Гвидо долго молчал, прислонившись к его плечу, следя, как искаженный выпуклостью стекла лунный диск то ныряет в черные тучи, то вновь выбирается из них.
— Знаете, что скажу, мастер… — наконец задумчиво протянул он.
— Что?
— Мне, конечно, тяжело в этом Льеже. Боэна все равно боюсь, да и привыкать на новом месте непросто… Но теперь, когда я знаю, что и к чему, я думаю, вы правы, что вернулись. Жить вот так, не глядя назад… Или, как вы говорили, прятаться от прошлого за страницами рукописи… Это не жизнь. Это как те язвы, что были у отца в груди: чуть вздохнешь — болит. Я вот — грустно станет — отца вспомню, дом, Марту, Яна с Якобом — и как-то проще. А когда как с вами — от прошлого только боль… — он поежился. — Словом, вы все правильно сделали. Может, оно и непросто — но так, как должно быть.
Лекарь лишь молча обнял его, прижимая к себе.
***
Отчаянный детский плач разнесся по дому, заставляя Боэна с силой сжать ладонями виски. Он уже пробовал укрываться от этих звуков в своем личном кабинете, дверь в который специально приказал обить толстым сукном; пробовал сбегать от них в таверны, в густой туман винного опьянения. Искал лекарей, аптекарей, хирургов, дошел даже до откровенных шарлатанов и проходимцев. Тайком, глубокой ночью, чтобы не попасться на глаза соседям, ездил даже к ведьме, обитавшей в лесу за городскими воротами. Без толку. Дочь — младшая, единственная девочка из пяти его детей, угасала день ото дня. То просто лежала, поникшая, в постели, глядя в никуда невидящими мутными глазами, — и тогда он готов был сделать что угодно, достать любую, самую дорогую игрушку, — лишь бы увидеть хоть тень ее прежней радостной улыбки да живого интереса во взгляде. То вдруг начинала биться и кричать от боли — и тогда ему казалось, что проще влезть на высокий конек крыши его дома да сигануть оттуда на булыжники мостовой. И сделал бы. Если бы это хоть как-то помогло.
Искренняя привязанность Боэна к маленькой дочери удивляла всех, кто достаточно хорошо его знал. В неменьшей степени удивляла она и его самого.
Когда жена в очередной раз слезами и тоскливыми вздохами вынудила его разделить с ней ложе, он был откровенно не рад. Еще меньше радости испытал, когда спустя какое-то время выяснилось, что супружница опять тяжела. В доме подрастали четверо сыновей, и у Боэна уже заранее сердце болело при мысли о том, как делить между ними нажитое имущество и пристраивать их в жизни. А тут еще пятый! Упаси Господь, снова мальчик: опять придется думать и гадать, на какой путь его поставить!
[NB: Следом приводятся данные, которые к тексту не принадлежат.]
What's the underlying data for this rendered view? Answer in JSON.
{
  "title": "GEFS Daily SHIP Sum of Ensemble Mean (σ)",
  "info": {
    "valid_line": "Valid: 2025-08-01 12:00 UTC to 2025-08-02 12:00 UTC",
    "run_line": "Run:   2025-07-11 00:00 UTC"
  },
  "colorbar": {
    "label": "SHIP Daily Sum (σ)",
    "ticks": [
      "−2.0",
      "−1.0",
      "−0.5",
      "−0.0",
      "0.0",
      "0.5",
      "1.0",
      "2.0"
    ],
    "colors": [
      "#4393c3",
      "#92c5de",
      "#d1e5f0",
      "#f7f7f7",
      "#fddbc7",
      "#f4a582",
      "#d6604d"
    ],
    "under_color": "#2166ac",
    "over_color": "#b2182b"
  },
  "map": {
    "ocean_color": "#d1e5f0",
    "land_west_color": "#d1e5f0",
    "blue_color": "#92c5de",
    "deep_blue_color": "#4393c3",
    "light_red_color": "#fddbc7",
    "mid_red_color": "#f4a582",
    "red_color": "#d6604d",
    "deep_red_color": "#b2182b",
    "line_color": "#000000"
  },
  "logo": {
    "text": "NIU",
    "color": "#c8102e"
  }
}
В монахи, что ли, отдать…
Но родилась девочка, и, узнав об этом, Боэн испытал облегчение, которое, весьма вероятно, и определило все его дальнейшее отношение к малышке. С девочкой все просто: вырастить в добродетели да хорошо выдать замуж. Может, породниться через нее с кем полезным. Дочка — значит, отцу можно, наконец, хоть немного расслабиться.
Отдушина.
Отрада.
Обучать, наставлять, воспитывать, как это было с сыновьями — не надо, женское это дело. Вместо этого можно баловать, задаривать игрушками, невероятно дорогими сластями, восхитительными платьицами, чепчиками, поясочками, рукавичками — да чего только душа пожелает. А в ответ детские ручки будут с восторгом обнимать тебя за шею. Ножки с топотом побегут навстречу всякий раз, как вернешься домой. Голосок без устали станет повторять «папочка, ты самый лучший!», а глазенки при взгляде на тебя будут светиться таким искренним обожанием и восхищением, что ты будешь точно знать: для нее ты и правда — самый-самый…
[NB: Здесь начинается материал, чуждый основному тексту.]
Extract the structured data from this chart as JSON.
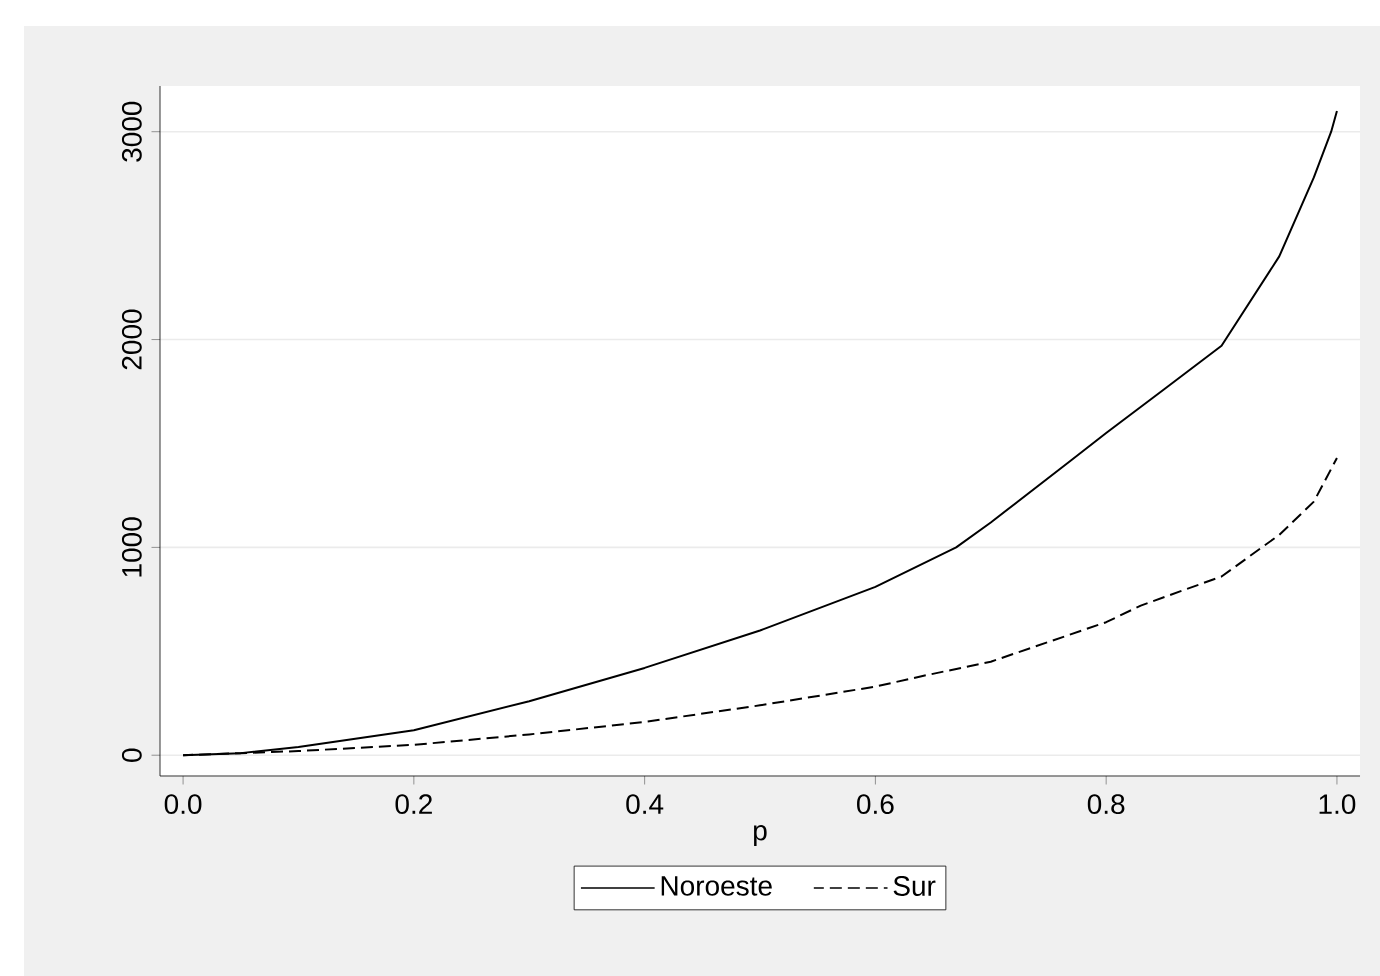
{
  "chart_data": {
    "type": "line",
    "xlabel": "p",
    "xlim": [
      -0.02,
      1.02
    ],
    "xticks": [
      {
        "value": 0,
        "label": "0.0"
      },
      {
        "value": 0.2,
        "label": "0.2"
      },
      {
        "value": 0.4,
        "label": "0.4"
      },
      {
        "value": 0.6,
        "label": "0.6"
      },
      {
        "value": 0.8,
        "label": "0.8"
      },
      {
        "value": 1,
        "label": "1.0"
      }
    ],
    "ylim": [
      -100,
      3220
    ],
    "yticks": [
      0,
      1000,
      2000,
      3000
    ],
    "grid": "y",
    "legend": "bottom",
    "marker": "none",
    "series": [
      {
        "name": "Noroeste",
        "color": "#000000",
        "line_style": "solid",
        "x": [
          0,
          0.05,
          0.1,
          0.2,
          0.3,
          0.4,
          0.5,
          0.6,
          0.67,
          0.7,
          0.77,
          0.8,
          0.85,
          0.9,
          0.95,
          0.98,
          0.995,
          1
        ],
        "values": [
          0,
          10,
          40,
          120,
          260,
          420,
          600,
          810,
          1000,
          1120,
          1420,
          1550,
          1760,
          1970,
          2400,
          2780,
          3000,
          3100
        ]
      },
      {
        "name": "Sur",
        "color": "#000000",
        "line_style": "dashed",
        "x": [
          0,
          0.05,
          0.1,
          0.2,
          0.3,
          0.4,
          0.5,
          0.6,
          0.64,
          0.7,
          0.8,
          0.83,
          0.9,
          0.95,
          0.98,
          1
        ],
        "values": [
          0,
          10,
          20,
          50,
          100,
          160,
          240,
          330,
          380,
          450,
          640,
          720,
          860,
          1060,
          1220,
          1430
        ]
      }
    ]
  }
}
Этого хотелось. До дрожи в руках хотелось именно такой — безусловной, искренней, горячей, чистой любви, какую не купишь ни за страх, ни за деньги, ни за плотские наслаждения. Такой, на которую и отвечать было легко и радостно. Такой, что будила еще что-то в душе, что-то теплое и человечное… Такой, что сделала последние пять лет его существования немного более светлыми…
А потом все закончилось.
В конце лета малышка вдруг слегла — и вновь поставить ее на ноги было никому не под силу. Сменялись лекари и шарлатаны, приближалась зима, а спасения не было, и исхудавшие ручки теперь обнимали его не с радостью, а с мольбой: «Ты же все можешь, пожалуйста, прекрати это…»
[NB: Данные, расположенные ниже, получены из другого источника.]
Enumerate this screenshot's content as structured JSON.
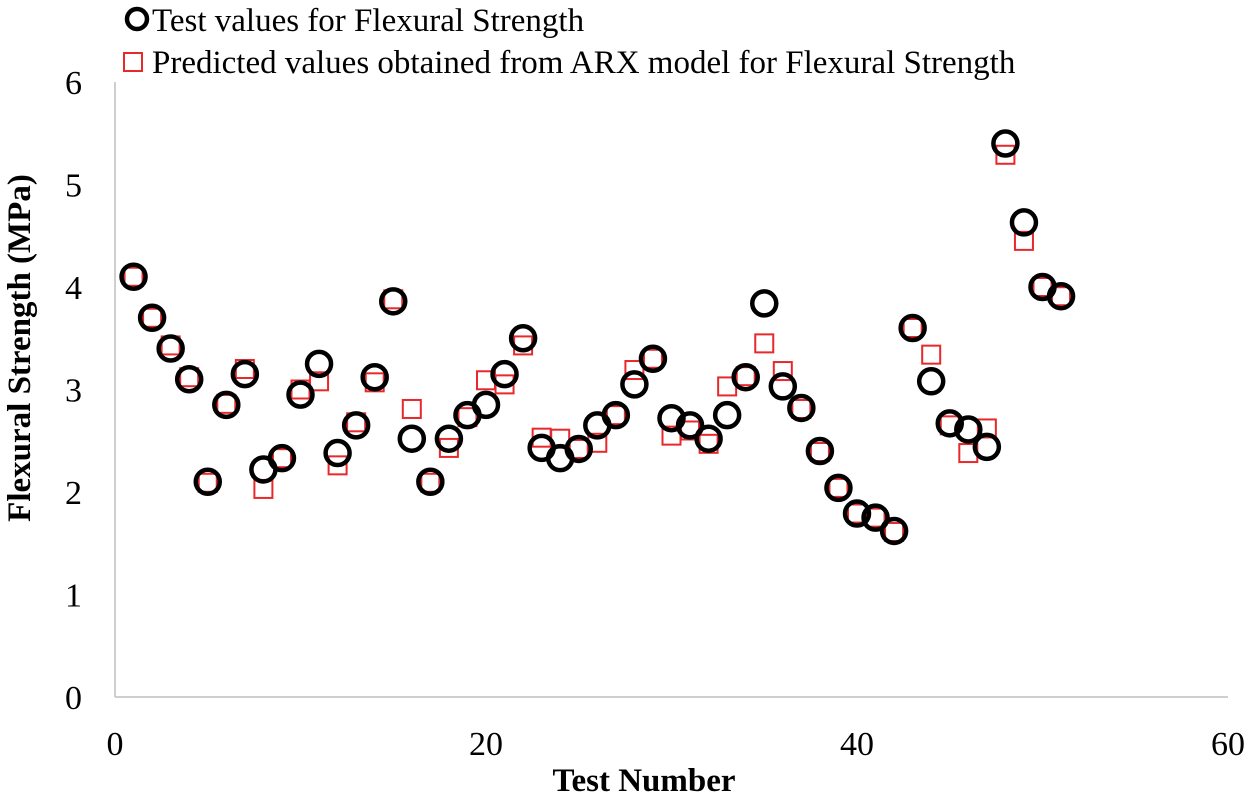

Плач сменился резким взвизгом боли, а затем наступила тишина: лекари оставляли им настойку, позволявшую погрузить малышку в сон, чтобы она меньше мучилась. Советовали применять ее как можно реже — но какое же родительское сердце выдержит мучения чада, когда в руках есть средство их прекратить?..
Боэн содрогнулся, представив, как однажды, — и видимо, совсем скоро, — малышка попросту не проснется после этой настойки. Уйдет во сне, даже и не поняв, каким образом оказалась среди ангелов…
Делец поспешно прижал внутренние уголки глаз, справляясь со слезами. Нет, это не дело. Все равно не поможет. А что поможет, так это… — он задумался, потирая пальцами упрямо выдвинутый подбородок.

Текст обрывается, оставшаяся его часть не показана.